A geração de caixa livre atingiu R$ 2.306 milhões (yield anualizado de 14,6%), aproximadamente 4 vezes o que o esperado, principalmente devido ao EBITDA mais alto e a menores impostos em caixa. A dívida líquida/EBITDA em reais subiu para 3,2x (de 3,1x no 3T25), por conta de um EBITDA dos últimos 12 meses menor. Os analistas notam também que a dívida líquida foi afetada negativamente pela depreciação do real, permanecendo estável trimestre a trimestre.

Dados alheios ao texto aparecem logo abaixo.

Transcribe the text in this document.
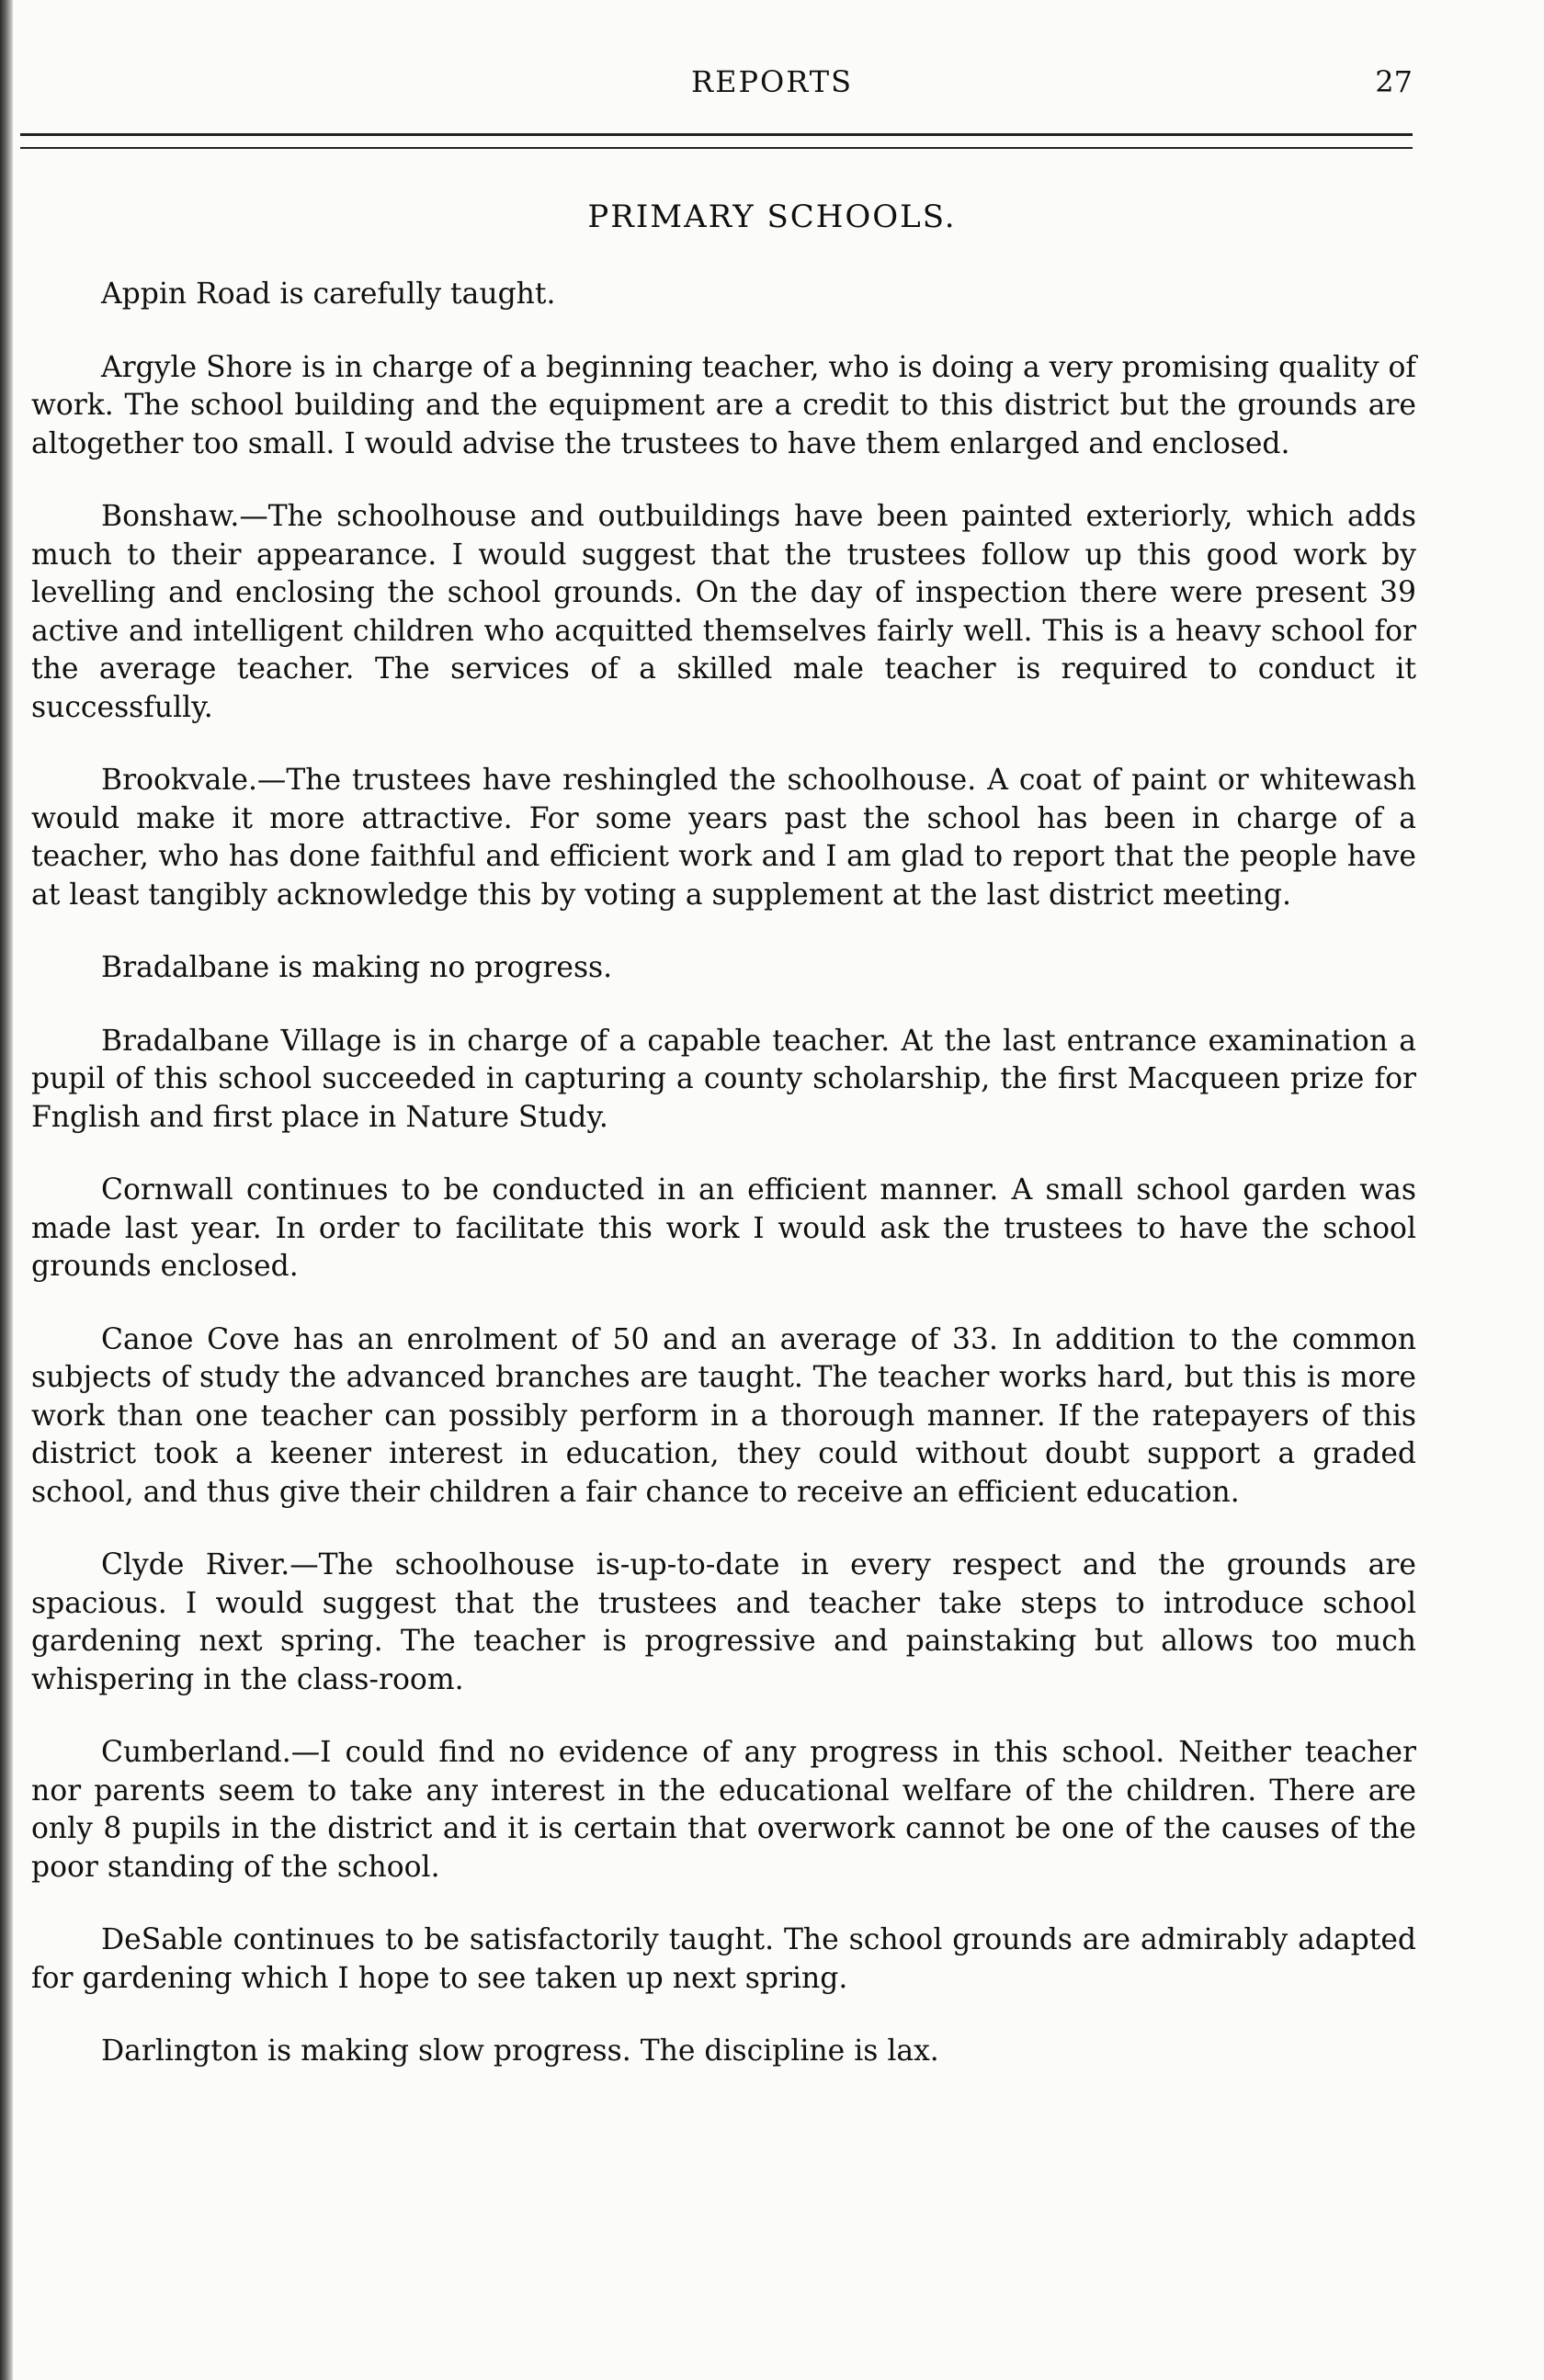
REPORTS	27
PRIMARY SCHOOLS.

Appin Road is carefully taught.

Argyle Shore is in charge of a beginning teacher, who is doing a very promising quality of work. The school building and the equipment are a credit to this district but the grounds are altogether too small. I would advise the trustees to have them enlarged and enclosed.

Bonshaw.—The schoolhouse and outbuildings have been painted exteriorly, which adds much to their appearance. I would suggest that the trustees follow up this good work by levelling and enclosing the school grounds. On the day of inspection there were present 39 active and intelligent children who acquitted themselves fairly well. This is a heavy school for the average teacher. The services of a skilled male teacher is required to conduct it successfully.

Brookvale.—The trustees have reshingled the schoolhouse. A coat of paint or whitewash would make it more attractive. For some years past the school has been in charge of a teacher, who has done faithful and efficient work and I am glad to report that the people have at least tangibly acknowledge this by voting a supplement at the last district meeting.

Bradalbane is making no progress.

Bradalbane Village is in charge of a capable teacher. At the last entrance examination a pupil of this school succeeded in capturing a county scholarship, the first Macqueen prize for Fnglish and first place in Nature Study.

Cornwall continues to be conducted in an efficient manner. A small school garden was made last year. In order to facilitate this work I would ask the trustees to have the school grounds enclosed.

Canoe Cove has an enrolment of 50 and an average of 33. In addition to the common subjects of study the advanced branches are taught. The teacher works hard, but this is more work than one teacher can possibly perform in a thorough manner. If the ratepayers of this district took a keener interest in education, they could without doubt support a graded school, and thus give their children a fair chance to receive an efficient education.

Clyde River.—The schoolhouse is-up-to-date in every respect and the grounds are spacious. I would suggest that the trustees and teacher take steps to introduce school gardening next spring. The teacher is progressive and painstaking but allows too much whispering in the class-room.

Cumberland.—I could find no evidence of any progress in this school. Neither teacher nor parents seem to take any interest in the educational welfare of the children. There are only 8 pupils in the district and it is certain that overwork cannot be one of the causes of the poor standing of the school.

DeSable continues to be satisfactorily taught. The school grounds are admirably adapted for gardening which I hope to see taken up next spring.

Darlington is making slow progress. The discipline is lax.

O EBITDA de celulose chegou a R$ 4.798 milhões no 4T25, 17% acima da estimativa do Safra. A margem EBITDA de 48,6% ficou acima da previsão de 47,2%.

  • (i) As vendas totais chegaram a 3.406 mil t, 11% acima da nossa estimativa;
  • (ii) o preço realizado da celulose, de US$ 536/t, ficou 2% acima da estimativa;
  • (iii) o custo caixa da celulose foi de R$ 809/t, 1% acima da estimativa.

O EBITDA de papel atingiu R$ 785 milhões no 4T25, 25% acima da estimativa de R$ 627 milhões. A margem EBITDA
de 24,2% superou a previsão de 20,7%.

  • (i) As vendas totais de 474 mil t ficaram 11% acima do esperado;
  • (ii) o preço doméstico realizado de R$ 7.126/t ficou 6% abaixo da estimativa, e o preço de exportação de US$ 1.181/t ficou 4% abaixo;
  • (iii) o COGS por tonelada foi de R$ 4.880/t, 5% abaixo da estimativa.